Concept learning, NLP

Chapter 18.7.1-18.7.3, Chapter 19. 1,

Dec. 3, 5

Robotics, Review

Chapter 17.5.1,

Class notes are here  for your reference. 

Academic Honesty:

Your grade should reflect your own work. Copying or paraphrasing someone's work (code included), or permitting your own work to be copied or paraphrased, even if only in part, is not allowed, and will result in an automatic grade of 0 for the entire assignment in which the copying or paraphrasing was done.

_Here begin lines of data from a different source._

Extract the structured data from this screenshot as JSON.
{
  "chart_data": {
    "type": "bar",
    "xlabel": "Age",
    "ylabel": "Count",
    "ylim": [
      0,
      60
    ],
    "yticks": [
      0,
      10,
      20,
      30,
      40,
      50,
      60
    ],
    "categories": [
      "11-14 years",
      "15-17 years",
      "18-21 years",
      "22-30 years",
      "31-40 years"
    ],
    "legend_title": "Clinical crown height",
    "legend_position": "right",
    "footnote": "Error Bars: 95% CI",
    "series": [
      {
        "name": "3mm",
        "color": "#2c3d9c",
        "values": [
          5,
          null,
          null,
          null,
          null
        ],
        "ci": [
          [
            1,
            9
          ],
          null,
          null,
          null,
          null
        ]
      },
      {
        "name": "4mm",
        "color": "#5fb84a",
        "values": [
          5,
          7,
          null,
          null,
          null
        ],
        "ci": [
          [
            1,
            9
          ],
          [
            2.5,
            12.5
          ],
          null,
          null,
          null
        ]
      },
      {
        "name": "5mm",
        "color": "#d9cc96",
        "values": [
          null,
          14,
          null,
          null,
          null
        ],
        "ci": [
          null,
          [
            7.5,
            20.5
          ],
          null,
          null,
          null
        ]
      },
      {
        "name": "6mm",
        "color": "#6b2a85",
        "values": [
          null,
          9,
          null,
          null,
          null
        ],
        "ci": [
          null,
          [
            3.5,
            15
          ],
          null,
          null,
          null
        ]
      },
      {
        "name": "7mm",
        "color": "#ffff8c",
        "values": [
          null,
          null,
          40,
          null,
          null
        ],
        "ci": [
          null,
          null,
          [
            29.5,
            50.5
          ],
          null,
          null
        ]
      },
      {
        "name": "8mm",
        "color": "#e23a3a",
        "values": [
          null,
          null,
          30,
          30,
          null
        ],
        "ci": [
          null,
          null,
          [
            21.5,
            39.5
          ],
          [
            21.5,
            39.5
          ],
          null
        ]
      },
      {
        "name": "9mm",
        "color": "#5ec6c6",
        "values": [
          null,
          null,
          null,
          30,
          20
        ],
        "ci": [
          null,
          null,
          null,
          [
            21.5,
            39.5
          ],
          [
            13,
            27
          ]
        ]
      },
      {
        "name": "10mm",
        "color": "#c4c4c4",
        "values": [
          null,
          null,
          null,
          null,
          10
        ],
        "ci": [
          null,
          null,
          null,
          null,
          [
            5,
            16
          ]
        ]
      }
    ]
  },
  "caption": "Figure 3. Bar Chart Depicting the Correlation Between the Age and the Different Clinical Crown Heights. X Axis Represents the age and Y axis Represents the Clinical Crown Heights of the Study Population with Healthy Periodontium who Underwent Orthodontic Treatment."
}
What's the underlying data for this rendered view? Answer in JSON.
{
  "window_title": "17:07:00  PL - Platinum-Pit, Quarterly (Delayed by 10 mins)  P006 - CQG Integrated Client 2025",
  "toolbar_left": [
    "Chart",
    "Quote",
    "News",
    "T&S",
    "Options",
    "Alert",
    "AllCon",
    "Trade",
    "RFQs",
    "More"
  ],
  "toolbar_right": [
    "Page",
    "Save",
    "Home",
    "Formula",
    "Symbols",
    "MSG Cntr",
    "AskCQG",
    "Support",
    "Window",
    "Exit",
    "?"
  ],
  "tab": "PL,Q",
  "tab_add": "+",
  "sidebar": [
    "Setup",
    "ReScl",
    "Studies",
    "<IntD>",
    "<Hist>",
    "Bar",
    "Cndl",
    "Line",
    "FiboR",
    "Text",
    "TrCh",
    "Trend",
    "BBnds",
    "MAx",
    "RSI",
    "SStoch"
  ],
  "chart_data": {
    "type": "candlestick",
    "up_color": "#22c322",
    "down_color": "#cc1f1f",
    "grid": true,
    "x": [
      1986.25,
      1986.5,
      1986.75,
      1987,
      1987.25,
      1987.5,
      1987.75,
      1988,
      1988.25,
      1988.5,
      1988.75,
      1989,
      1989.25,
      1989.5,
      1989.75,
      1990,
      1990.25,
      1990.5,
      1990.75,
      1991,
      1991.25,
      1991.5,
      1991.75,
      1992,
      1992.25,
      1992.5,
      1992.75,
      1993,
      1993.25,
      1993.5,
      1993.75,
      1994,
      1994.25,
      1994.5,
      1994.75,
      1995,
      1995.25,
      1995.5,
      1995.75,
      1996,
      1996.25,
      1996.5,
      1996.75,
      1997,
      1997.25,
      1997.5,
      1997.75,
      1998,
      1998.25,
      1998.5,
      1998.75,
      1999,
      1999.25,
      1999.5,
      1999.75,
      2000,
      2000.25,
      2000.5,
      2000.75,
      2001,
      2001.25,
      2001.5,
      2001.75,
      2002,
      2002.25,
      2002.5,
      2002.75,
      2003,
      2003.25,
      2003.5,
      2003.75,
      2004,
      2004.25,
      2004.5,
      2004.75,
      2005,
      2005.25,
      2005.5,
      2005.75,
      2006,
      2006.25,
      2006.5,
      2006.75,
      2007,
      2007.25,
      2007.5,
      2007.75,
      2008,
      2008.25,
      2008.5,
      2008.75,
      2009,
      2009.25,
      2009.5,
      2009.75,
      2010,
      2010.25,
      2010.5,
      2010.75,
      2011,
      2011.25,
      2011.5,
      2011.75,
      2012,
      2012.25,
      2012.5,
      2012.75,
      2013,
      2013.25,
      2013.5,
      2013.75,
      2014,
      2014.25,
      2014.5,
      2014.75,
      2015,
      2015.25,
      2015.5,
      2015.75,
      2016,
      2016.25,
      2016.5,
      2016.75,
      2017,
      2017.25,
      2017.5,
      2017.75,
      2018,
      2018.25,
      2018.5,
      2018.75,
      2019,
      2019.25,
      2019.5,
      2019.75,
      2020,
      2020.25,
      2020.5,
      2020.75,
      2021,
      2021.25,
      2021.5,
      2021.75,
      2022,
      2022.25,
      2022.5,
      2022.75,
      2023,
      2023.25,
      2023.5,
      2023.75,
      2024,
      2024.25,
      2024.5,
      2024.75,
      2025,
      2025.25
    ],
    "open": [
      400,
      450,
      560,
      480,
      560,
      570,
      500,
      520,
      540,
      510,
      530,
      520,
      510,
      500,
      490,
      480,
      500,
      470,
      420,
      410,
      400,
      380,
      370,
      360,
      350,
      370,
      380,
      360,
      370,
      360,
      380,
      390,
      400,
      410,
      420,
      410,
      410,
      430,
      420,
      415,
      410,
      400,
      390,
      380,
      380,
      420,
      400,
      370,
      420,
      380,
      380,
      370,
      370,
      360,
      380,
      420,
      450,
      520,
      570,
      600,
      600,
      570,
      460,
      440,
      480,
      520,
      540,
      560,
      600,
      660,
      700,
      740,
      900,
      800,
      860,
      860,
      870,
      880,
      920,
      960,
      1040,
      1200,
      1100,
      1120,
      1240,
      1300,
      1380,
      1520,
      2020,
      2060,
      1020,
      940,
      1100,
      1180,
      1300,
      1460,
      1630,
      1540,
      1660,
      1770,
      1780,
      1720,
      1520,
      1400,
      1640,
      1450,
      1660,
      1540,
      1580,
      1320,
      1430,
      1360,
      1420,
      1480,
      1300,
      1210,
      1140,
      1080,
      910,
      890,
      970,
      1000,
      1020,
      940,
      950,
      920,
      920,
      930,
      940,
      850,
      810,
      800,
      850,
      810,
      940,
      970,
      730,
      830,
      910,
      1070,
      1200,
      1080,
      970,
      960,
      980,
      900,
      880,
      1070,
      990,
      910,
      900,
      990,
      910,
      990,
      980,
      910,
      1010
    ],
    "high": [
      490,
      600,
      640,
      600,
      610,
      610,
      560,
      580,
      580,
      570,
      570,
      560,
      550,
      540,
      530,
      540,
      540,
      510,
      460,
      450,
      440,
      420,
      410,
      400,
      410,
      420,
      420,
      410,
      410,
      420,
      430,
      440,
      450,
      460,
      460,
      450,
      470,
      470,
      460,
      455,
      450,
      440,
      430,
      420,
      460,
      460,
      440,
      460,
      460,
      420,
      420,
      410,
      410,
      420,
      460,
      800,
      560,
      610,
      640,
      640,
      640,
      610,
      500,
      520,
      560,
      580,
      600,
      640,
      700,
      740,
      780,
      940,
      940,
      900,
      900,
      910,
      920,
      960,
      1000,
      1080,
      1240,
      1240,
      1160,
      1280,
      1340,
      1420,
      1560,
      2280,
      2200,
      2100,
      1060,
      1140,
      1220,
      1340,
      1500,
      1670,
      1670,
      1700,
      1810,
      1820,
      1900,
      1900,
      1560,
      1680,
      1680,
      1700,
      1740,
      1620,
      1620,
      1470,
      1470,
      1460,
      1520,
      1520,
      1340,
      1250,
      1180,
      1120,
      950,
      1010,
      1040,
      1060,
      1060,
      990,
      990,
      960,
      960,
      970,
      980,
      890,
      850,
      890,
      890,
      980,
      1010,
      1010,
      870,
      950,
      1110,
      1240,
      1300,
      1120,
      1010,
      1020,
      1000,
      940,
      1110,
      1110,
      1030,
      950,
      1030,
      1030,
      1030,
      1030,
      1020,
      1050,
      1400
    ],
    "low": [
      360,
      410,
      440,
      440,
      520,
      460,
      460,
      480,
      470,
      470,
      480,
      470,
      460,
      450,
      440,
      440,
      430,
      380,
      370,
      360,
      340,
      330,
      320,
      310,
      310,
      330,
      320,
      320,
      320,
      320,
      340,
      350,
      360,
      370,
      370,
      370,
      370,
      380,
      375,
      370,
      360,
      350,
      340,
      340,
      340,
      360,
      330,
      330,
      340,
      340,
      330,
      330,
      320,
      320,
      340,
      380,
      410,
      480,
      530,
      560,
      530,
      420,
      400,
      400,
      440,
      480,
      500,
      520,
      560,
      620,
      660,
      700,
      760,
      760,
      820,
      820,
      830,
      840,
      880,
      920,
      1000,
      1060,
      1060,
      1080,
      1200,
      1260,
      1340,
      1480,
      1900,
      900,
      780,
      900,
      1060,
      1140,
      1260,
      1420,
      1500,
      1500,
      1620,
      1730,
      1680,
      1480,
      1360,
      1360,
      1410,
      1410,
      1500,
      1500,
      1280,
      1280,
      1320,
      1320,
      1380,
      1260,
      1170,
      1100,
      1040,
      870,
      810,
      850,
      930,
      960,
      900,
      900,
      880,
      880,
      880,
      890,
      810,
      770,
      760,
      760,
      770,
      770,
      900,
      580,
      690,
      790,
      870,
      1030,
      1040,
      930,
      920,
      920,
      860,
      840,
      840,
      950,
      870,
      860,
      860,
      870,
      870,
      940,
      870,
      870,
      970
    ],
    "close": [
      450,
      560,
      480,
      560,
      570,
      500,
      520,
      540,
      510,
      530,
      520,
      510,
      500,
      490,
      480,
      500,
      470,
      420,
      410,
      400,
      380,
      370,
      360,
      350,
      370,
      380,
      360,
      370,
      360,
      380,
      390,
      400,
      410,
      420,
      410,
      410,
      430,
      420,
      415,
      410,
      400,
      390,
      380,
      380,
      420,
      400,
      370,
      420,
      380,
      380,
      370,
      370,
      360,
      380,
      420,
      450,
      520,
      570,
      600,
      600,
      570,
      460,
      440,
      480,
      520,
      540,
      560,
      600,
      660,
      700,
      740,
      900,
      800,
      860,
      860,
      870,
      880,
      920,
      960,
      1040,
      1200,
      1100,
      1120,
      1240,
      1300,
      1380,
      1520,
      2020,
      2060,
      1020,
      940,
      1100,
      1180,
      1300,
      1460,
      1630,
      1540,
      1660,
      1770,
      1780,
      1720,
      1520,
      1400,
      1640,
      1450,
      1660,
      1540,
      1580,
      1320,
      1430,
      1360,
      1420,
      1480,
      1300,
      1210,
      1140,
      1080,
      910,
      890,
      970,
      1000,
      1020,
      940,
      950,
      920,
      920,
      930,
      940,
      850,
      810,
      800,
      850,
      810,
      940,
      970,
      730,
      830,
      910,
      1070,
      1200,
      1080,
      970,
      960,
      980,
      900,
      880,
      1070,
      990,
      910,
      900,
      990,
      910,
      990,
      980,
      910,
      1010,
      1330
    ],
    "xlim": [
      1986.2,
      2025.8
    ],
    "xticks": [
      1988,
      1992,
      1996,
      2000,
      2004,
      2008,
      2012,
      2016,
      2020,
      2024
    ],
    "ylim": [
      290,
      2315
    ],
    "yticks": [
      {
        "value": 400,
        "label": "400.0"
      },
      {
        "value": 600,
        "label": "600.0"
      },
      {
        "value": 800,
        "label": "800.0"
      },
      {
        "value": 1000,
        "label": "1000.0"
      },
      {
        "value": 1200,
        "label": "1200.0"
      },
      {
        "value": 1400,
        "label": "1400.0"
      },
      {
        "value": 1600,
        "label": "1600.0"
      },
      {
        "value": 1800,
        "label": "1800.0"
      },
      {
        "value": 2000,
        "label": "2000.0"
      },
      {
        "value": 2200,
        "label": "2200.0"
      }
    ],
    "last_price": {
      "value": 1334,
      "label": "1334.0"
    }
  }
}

Please talk to the instructor if you have trouble completing an assignment.

Alternative Testing:

Alternative testing is available to those with a documented disability affecting performance on tests. Students with documented disabilities requiring some form of accommodation receive a Verified Individualized Services and Accommodations (VISA) document which displays verified testing accommodations when appropriate. Please visit Alternative Testing Guidelines if applied. 

Notes: The instructor reserves the right to modify course policies and the course calendar according to the progress and needs of the class.